Wed. Nov 30th, 2022



Austin City Limits pode não ser o primeiro lugar em que você pensa quando quer ouvir jazz, mas se alguém pudesse trazer o gênero para o festival de música, seria Robert Glasper. O quatro vezes vencedor do Grammy é um renomado pianista, produtor musical e compositor, cujas colaborações abrangem pilares do rock-root como Brittany Howard a lendas do hip-hop moderno como Kendrick Lamar e o falecido Mac Miller; chamar Glasper apenas de músico de jazz seria imensamente redutor.

Quando Consequência Ao encontrá-lo nos bastidores do fim de semana 2 do ACL logo antes de seu set no palco Tito’s Vodka, Glasper parecia relaxado, mas animado para retornar ao seu estado natal para o segundo fim de semana do festival. É um pouco surpreendente dadas as circunstâncias; ele tinha acabado de chegar de sua base atual em Nova York, onde está no quarto ano de sua residência anual de seis semanas no icônico clube Blue Note Jazz.

Embora sua agenda esteja lotada – ele deu a entender que alguns projetos de trilha sonora estão chegando – Glasper parecia feliz em agitar para um domingo.
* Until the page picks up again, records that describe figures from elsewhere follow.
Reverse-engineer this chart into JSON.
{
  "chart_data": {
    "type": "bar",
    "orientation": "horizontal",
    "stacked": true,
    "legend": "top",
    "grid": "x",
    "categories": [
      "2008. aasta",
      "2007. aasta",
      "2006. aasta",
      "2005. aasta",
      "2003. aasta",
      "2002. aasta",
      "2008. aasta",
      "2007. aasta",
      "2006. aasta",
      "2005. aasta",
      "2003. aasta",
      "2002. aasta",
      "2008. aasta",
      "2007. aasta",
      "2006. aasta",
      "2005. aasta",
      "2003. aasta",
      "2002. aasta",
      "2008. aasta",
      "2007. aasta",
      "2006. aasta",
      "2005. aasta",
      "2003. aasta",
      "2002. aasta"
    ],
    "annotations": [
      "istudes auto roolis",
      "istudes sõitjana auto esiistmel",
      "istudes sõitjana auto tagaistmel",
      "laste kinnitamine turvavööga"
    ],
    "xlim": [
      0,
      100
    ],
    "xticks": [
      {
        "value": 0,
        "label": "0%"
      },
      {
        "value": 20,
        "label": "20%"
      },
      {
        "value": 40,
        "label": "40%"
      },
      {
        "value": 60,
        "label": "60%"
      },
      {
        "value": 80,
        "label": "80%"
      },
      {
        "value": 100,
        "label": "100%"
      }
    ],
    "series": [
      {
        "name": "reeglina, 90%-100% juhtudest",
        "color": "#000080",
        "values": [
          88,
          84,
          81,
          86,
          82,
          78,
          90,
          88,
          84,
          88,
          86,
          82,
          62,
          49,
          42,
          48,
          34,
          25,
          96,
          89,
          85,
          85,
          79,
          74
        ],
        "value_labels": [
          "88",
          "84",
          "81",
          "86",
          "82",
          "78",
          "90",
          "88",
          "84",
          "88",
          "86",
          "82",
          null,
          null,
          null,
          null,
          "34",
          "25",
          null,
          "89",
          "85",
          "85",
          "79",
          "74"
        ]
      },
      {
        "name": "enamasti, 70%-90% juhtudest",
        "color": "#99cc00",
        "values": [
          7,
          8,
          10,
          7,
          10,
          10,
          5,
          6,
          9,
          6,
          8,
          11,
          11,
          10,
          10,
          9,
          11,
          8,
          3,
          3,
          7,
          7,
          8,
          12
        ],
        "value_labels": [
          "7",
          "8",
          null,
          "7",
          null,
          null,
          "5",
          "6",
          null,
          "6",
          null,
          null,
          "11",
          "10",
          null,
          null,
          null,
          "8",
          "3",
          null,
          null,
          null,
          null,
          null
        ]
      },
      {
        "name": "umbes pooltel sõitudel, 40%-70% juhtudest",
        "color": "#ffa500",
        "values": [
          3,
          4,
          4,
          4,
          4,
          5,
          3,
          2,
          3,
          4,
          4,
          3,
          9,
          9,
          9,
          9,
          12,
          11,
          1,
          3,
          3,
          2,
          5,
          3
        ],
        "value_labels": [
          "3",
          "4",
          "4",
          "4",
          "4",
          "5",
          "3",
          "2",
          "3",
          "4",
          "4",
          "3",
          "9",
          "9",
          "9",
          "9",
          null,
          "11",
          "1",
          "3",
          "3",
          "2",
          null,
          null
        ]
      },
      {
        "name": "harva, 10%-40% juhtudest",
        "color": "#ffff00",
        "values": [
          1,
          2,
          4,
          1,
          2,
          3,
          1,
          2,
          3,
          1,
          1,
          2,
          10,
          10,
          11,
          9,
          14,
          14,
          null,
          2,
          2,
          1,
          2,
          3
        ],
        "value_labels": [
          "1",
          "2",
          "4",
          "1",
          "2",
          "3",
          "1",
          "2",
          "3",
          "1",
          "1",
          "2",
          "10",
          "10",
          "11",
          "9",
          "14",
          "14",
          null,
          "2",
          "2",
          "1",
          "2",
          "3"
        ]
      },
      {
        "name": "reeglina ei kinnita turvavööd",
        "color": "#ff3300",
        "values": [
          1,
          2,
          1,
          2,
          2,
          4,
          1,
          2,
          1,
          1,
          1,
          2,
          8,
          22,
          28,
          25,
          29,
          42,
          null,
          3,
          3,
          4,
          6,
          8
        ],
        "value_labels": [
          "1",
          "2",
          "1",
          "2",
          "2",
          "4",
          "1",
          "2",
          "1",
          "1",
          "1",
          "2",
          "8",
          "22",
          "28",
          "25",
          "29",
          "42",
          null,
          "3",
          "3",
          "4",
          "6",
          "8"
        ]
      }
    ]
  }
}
Confira nossas perguntas e respostas completas com ele abaixo e compre ingressos para sua residência no Blue Note Jazz Club via Ticketmaster.


Como você aborda se apresentar em sua residência versus se apresentar em um festival?

O clube é, tipo, 300 no máximo, então você pode se safar com certos pensamentos que você não pode se safar quando há 2.000 ou 3.000 pessoas. Você tem que certificar-se de que seu conjunto é de alta energia. Você tem que mover a multidão. Você não quer 3.000 pessoas parecendo entediadas – parece estranho.

E você está em uma posição única, porque você mergulha em alguns gêneros diferentes com as pessoas com quem trabalha, mas o jazz está em sua essência. O jazz nem sempre é representado em um grande festival. Como você acha que está o estado do jazz em 2022?

Está em bom estado agora. Acho que muitos jovens estão entrando nisso por causa de pessoas como eu. E há outros artistas como Christian Scott e Esperanza Spalding que estão fazendo algo legal e moderno com isso, para que os mais jovens possam olhar e se ver nele.

Quando eu estava começando, achava que jazz era apenas para meus pais ou diretores de escola. Eu não vi por mim mesmo crescendo, pessoalmente, até ver Roy Hargrove – descanse em paz – e ele me fez sentir como, “Oh, eu posso fazer isso”. Ele me lembrou de mim mesma. Então, acho que isso está acontecendo mais com os mais jovens agora. Eles percebem que podem fazer o que quiserem com ele. A liberdade está lá, embora já devesse estar lá há muito tempo.